25th December, 2008.

 


For Immediate Release

MPAC Expresses Deep Concern Over the Arrest of Muslim Missionaries

The Muslim Public Affairs Centre, MPAC, expresses deeply felt concern over the arrest, detention and declaration of 6 Muslim missionaries as ‘suspected terrorists’ by the Inspector General of Police, IG, Sir Mike Okiro and the FCT Police Commissioner, Mr. John Haruna. In their announcement on Tuesday December 16th, the duo declared that four Zambians Messrs Mohammed Ali Patel, AbdulAziz Chhadat Musa, AbdurRehman Abbas Patel and Vali Shoeb Akubart and two Indians, Mohammed Sakil Sadiq Patel and Dawood Vali Ahmed Ise are suspected terrorists from the dreaded Al-Qaeda group. Expectedly, many local newspapers went out the next day in a frenzied screams of ‘Muslim terrorists invading Nigeria’. The 6 itinerant Muslim preachers had been variously alleged to be carrying ‘fake passports’, accused of ‘looking well’ and harassed severally by different law enforcement agencies. It is clear from the published reports of the events immediately before the arrest and announcement of arrest of these itinerant Muslim preachers that the alarm raised by the Police Chief Mike Okiro and the FCT Police Commissioner regarding threats to the Nigerian nation might not be backed by  any credible intelligence reports, but by politically motivated intelligence reports fed from abroad, superficial profiling and hyped information.

Although accused of very serious offenses, the accuracy, legitimacy and substance of those accusations remain to be seen given past politically motivated sensationalist allegations against many Muslims and Islamic groups in Nigeria. The manner and occasion in which the Muslim missionaries’ alleged links with Al Qaeda was announced by Okiro tends to support this feeling.

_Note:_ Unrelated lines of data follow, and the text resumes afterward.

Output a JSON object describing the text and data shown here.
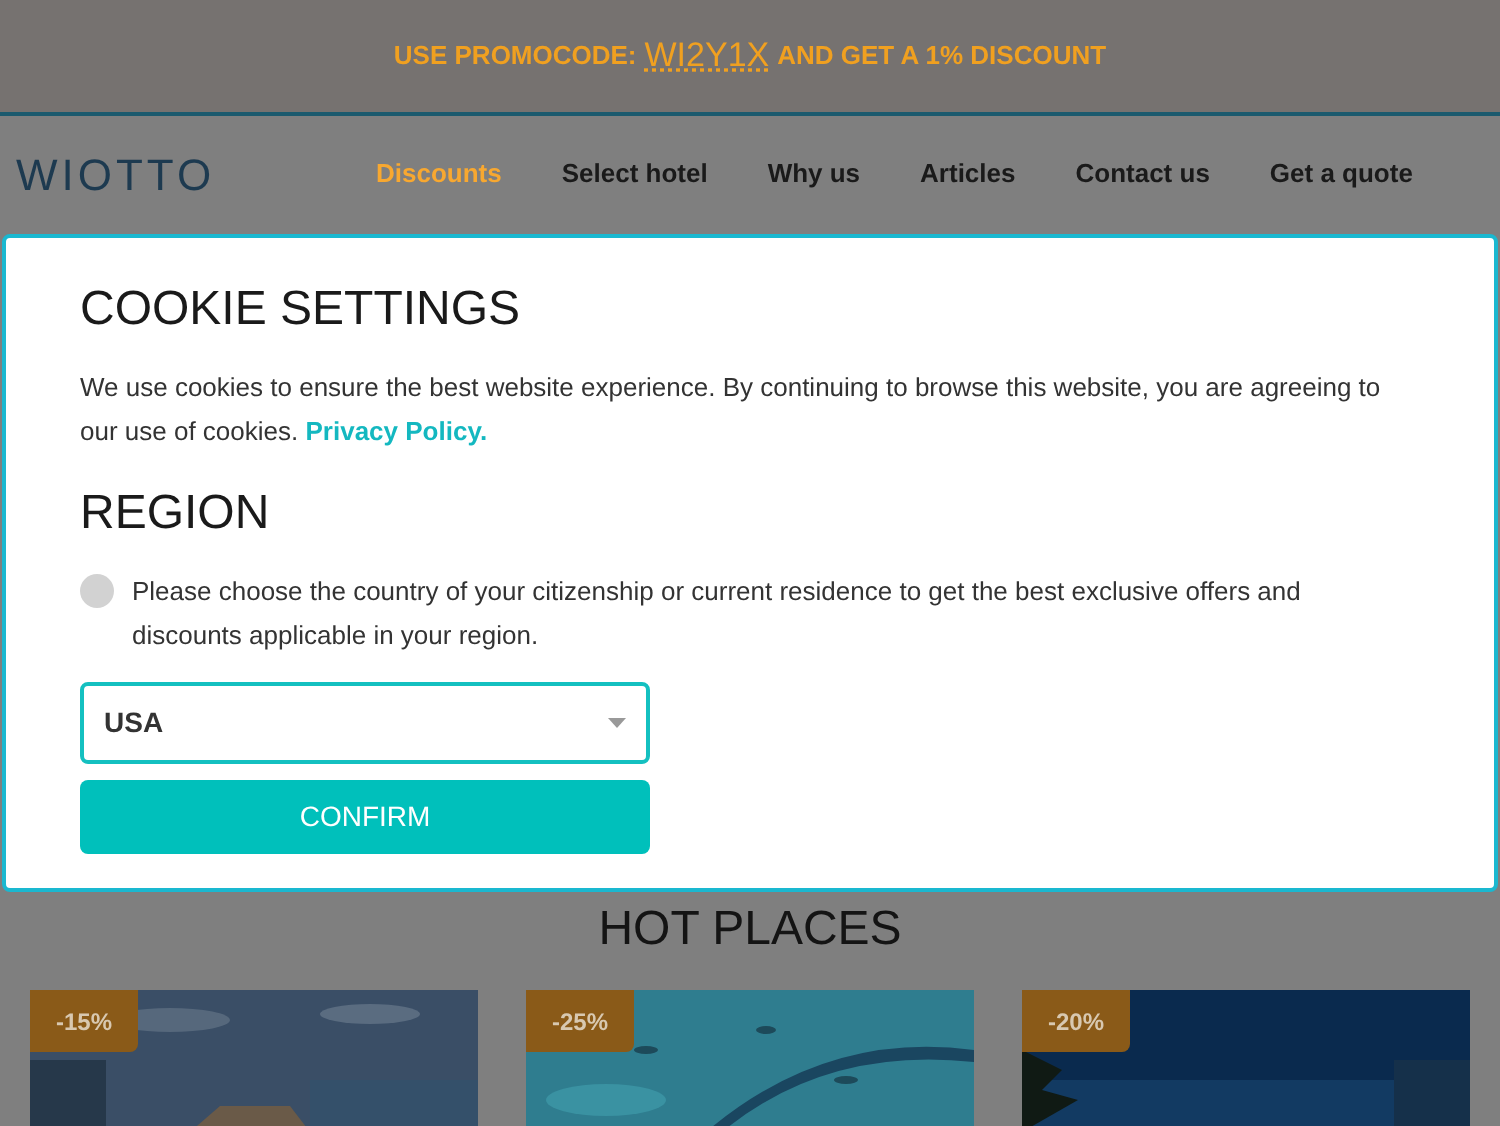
{
  "promo": {
    "prefix": "USE PROMOCODE:",
    "code": "WI2Y1X",
    "suffix": "AND GET A 1% DISCOUNT"
  },
  "logo": "WIOTTO",
  "nav": [
    {
      "label": "Discounts",
      "selected": true
    },
    {
      "label": "Select hotel",
      "selected": false
    },
    {
      "label": "Why us",
      "selected": false
    },
    {
      "label": "Articles",
      "selected": false
    },
    {
      "label": "Contact us",
      "selected": false
    },
    {
      "label": "Get a quote",
      "selected": false
    }
  ],
  "cookie_modal": {
    "title": "COOKIE SETTINGS",
    "text": "We use cookies to ensure the best website experience. By continuing to browse this website, you are agreeing to our use of cookies.",
    "link": "Privacy Policy.",
    "region_title": "REGION",
    "region_option": {
      "label": "Please choose the country of your citizenship or current residence to get the best exclusive offers and discounts applicable in your region.",
      "checked": false
    },
    "country": "USA",
    "button": "CONFIRM"
  },
  "hot_places": {
    "title": "HOT PLACES",
    "cards": [
      {
        "discount": "-15%"
      },
      {
        "discount": "-25%"
      },
      {
        "discount": "-20%"
      }
    ]
  }
}
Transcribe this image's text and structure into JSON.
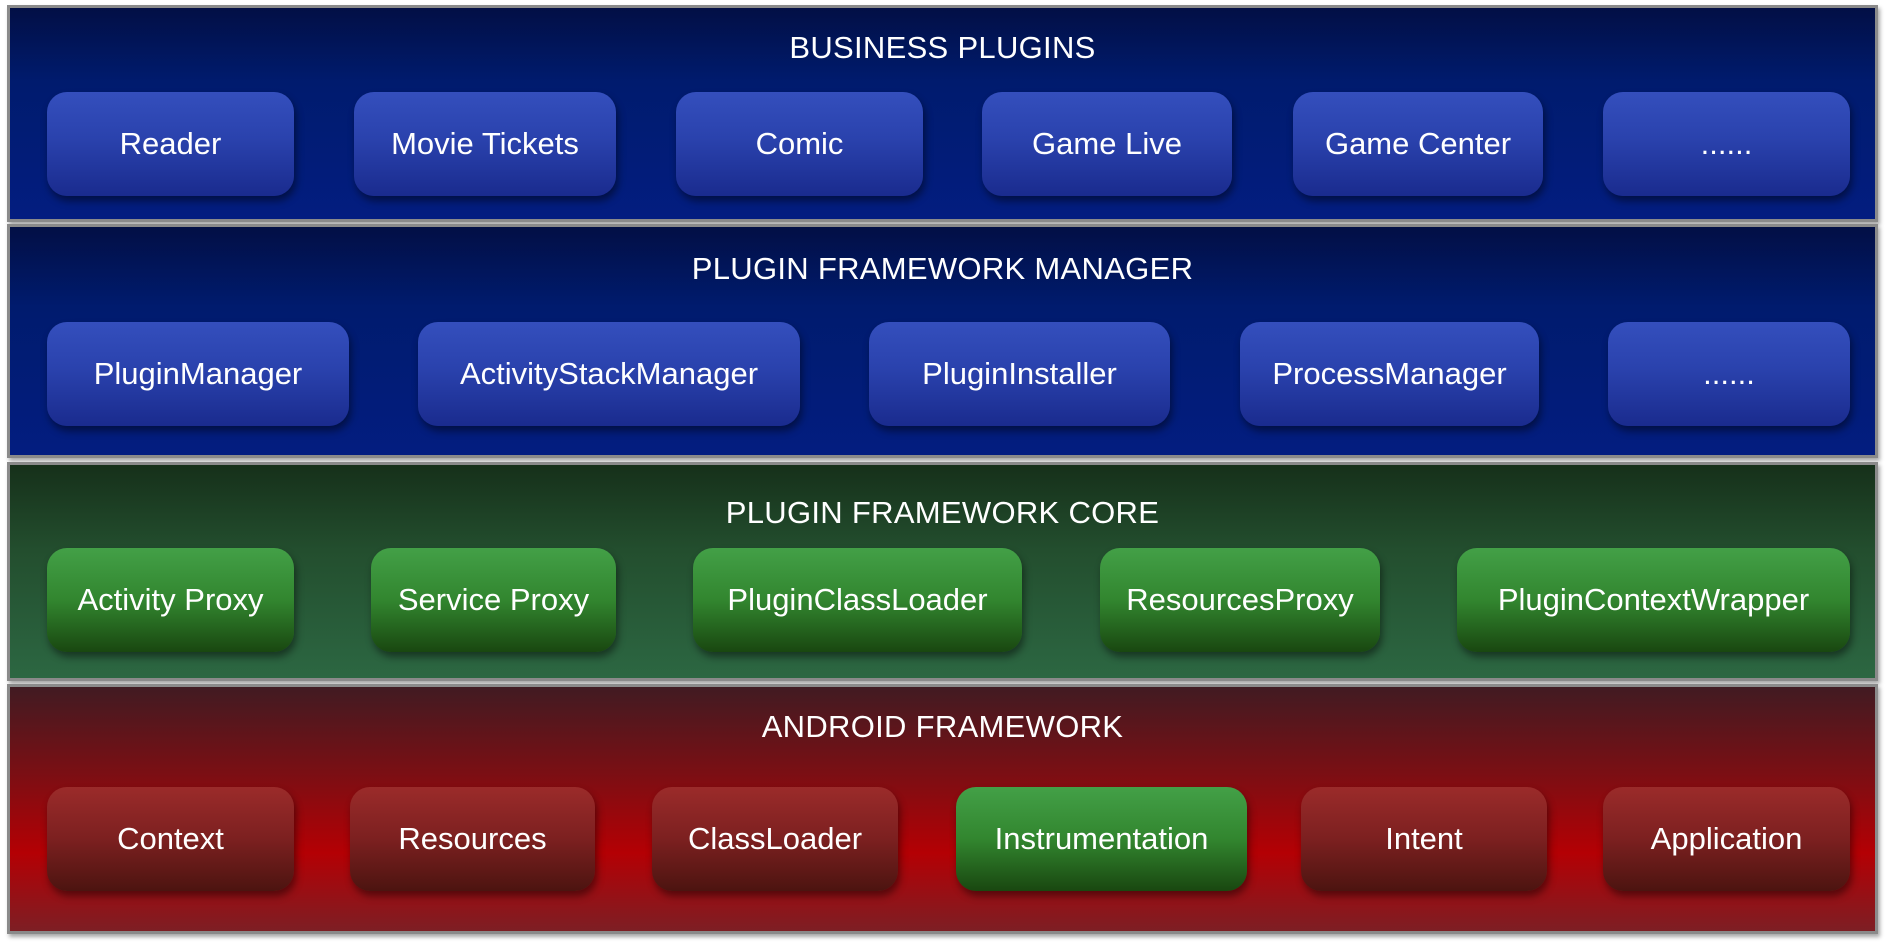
{
  "colors": {
    "business_layer": "#001b6e",
    "manager_layer": "#001b6e",
    "core_layer": "#234e2e",
    "android_layer": "#b40004",
    "blue_node": "#2a42ad",
    "green_node": "#32862f",
    "red_node": "#7c2020",
    "border": "#8a8a8a",
    "text": "#ffffff"
  },
  "layers": [
    {
      "title": "BUSINESS PLUGINS",
      "color": "blue",
      "nodes": [
        {
          "label": "Reader",
          "color": "blue"
        },
        {
          "label": "Movie Tickets",
          "color": "blue"
        },
        {
          "label": "Comic",
          "color": "blue"
        },
        {
          "label": "Game Live",
          "color": "blue"
        },
        {
          "label": "Game Center",
          "color": "blue"
        },
        {
          "label": "......",
          "color": "blue"
        }
      ]
    },
    {
      "title": "PLUGIN FRAMEWORK MANAGER",
      "color": "blue",
      "nodes": [
        {
          "label": "PluginManager",
          "color": "blue"
        },
        {
          "label": "ActivityStackManager",
          "color": "blue"
        },
        {
          "label": "PluginInstaller",
          "color": "blue"
        },
        {
          "label": "ProcessManager",
          "color": "blue"
        },
        {
          "label": "......",
          "color": "blue"
        }
      ]
    },
    {
      "title": "PLUGIN FRAMEWORK CORE",
      "color": "green",
      "nodes": [
        {
          "label": "Activity Proxy",
          "color": "green"
        },
        {
          "label": "Service Proxy",
          "color": "green"
        },
        {
          "label": "PluginClassLoader",
          "color": "green"
        },
        {
          "label": "ResourcesProxy",
          "color": "green"
        },
        {
          "label": "PluginContextWrapper",
          "color": "green"
        }
      ]
    },
    {
      "title": "ANDROID FRAMEWORK",
      "color": "red",
      "nodes": [
        {
          "label": "Context",
          "color": "red"
        },
        {
          "label": "Resources",
          "color": "red"
        },
        {
          "label": "ClassLoader",
          "color": "red"
        },
        {
          "label": "Instrumentation",
          "color": "green"
        },
        {
          "label": "Intent",
          "color": "red"
        },
        {
          "label": "Application",
          "color": "red"
        }
      ]
    }
  ]
}
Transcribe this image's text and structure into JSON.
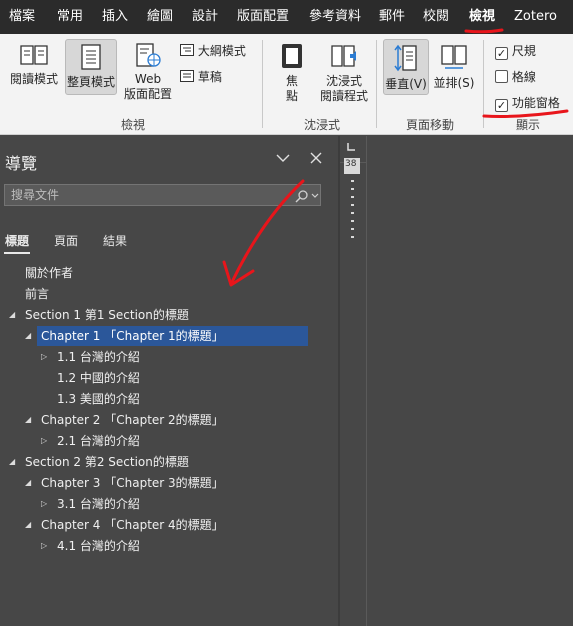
{
  "menu": {
    "tabs": [
      "檔案",
      "常用",
      "插入",
      "繪圖",
      "設計",
      "版面配置",
      "參考資料",
      "郵件",
      "校閱",
      "檢視",
      "Zotero"
    ],
    "active_tab": "檢視"
  },
  "ribbon": {
    "views_group": {
      "read_mode": "閱讀模式",
      "print_layout": "整頁模式",
      "web_layout_line1": "Web",
      "web_layout_line2": "版面配置",
      "outline": "大綱模式",
      "draft": "草稿",
      "label": "檢視"
    },
    "immersive_group": {
      "focus_line1": "焦",
      "focus_line2": "點",
      "immersive_reader_line1": "沈浸式",
      "immersive_reader_line2": "閱讀程式",
      "label": "沈浸式"
    },
    "page_movement_group": {
      "vertical": "垂直(V)",
      "side_by_side": "並排(S)",
      "label": "頁面移動"
    },
    "show_group": {
      "ruler": "尺規",
      "ruler_checked": true,
      "gridlines": "格線",
      "gridlines_checked": false,
      "nav_pane": "功能窗格",
      "nav_pane_checked": true,
      "label": "顯示"
    }
  },
  "nav_pane": {
    "title": "導覽",
    "search_placeholder": "搜尋文件",
    "tabs": [
      "標題",
      "頁面",
      "結果"
    ],
    "active_tab": "標題",
    "headings": [
      {
        "text": "關於作者",
        "level": 0,
        "expander": "none"
      },
      {
        "text": "前言",
        "level": 0,
        "expander": "none"
      },
      {
        "text": "Section 1 第1 Section的標題",
        "level": 0,
        "expander": "expanded"
      },
      {
        "text": "Chapter 1 「Chapter 1的標題」",
        "level": 1,
        "expander": "expanded",
        "selected": true
      },
      {
        "text": "1.1 台灣的介紹",
        "level": 2,
        "expander": "collapsed"
      },
      {
        "text": "1.2 中國的介紹",
        "level": 2,
        "expander": "none"
      },
      {
        "text": "1.3 美國的介紹",
        "level": 2,
        "expander": "none"
      },
      {
        "text": "Chapter 2 「Chapter 2的標題」",
        "level": 1,
        "expander": "expanded"
      },
      {
        "text": "2.1 台灣的介紹",
        "level": 2,
        "expander": "collapsed"
      },
      {
        "text": "Section 2 第2 Section的標題",
        "level": 0,
        "expander": "expanded"
      },
      {
        "text": "Chapter 3 「Chapter 3的標題」",
        "level": 1,
        "expander": "expanded"
      },
      {
        "text": "3.1 台灣的介紹",
        "level": 2,
        "expander": "collapsed"
      },
      {
        "text": "Chapter 4 「Chapter 4的標題」",
        "level": 1,
        "expander": "expanded"
      },
      {
        "text": "4.1 台灣的介紹",
        "level": 2,
        "expander": "collapsed"
      }
    ]
  },
  "ruler": {
    "value": "38"
  },
  "colors": {
    "annotation": "#e8151b",
    "selection": "#2b579a",
    "menubar": "#2b2b2b",
    "ribbon": "#f3f3f3"
  },
  "icons": {
    "close": "close-icon",
    "options": "chevron-down-icon",
    "search": "search-icon"
  }
}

Although they were arrested in Abuja, the IG carefully chose the occasion of the senior police officers’ conference in Akure, Ondo State, to announce their arrest and alleged links with Al Qaeda.

The group, Tabligh Movement, on invitation to Nigeria by the Tabligh Movement in Nigeria, is a well known and well respected itinerant Muslim group that, we believe, adheres to the sublime values of Islam in calling to the peaceful message of Islam as enjoined on all Muslims. They take their missionary activities very seriously, effectively demonstrating many an admirable stand against violence and extremism across the world. If it is suggested that any laws have been broken by any individuals or group then this must be proven by due legal process. Criminalizing freedom of religious association and expression is the hallmark of dictatorships, not democracies. In a functioning democracy where the rule of law is cherished, these men and their hosts should have been charged for specific offenses or released. Rather, the Police continued to offer steadily weaker arguments to defend their decision to continue to hold these men even as their allegations appear to be based more on a political agenda than facts. When the Police authority needed to come up with a concrete proof for their accusations they routinely take refuge in deafening silence.

Indiscriminate criminalization of the Muslim community, restricting freedoms of religious expression, and making public pronouncements that will particularly target and restrict Muslims will not make our country safer. To equate ‘terrorism’ with the aspirations of Muslims to freely preach and peacefully practice their religion is inaccurate and disingenuous. It indicates extreme and institutional intolerance and victimization of the Muslim community.  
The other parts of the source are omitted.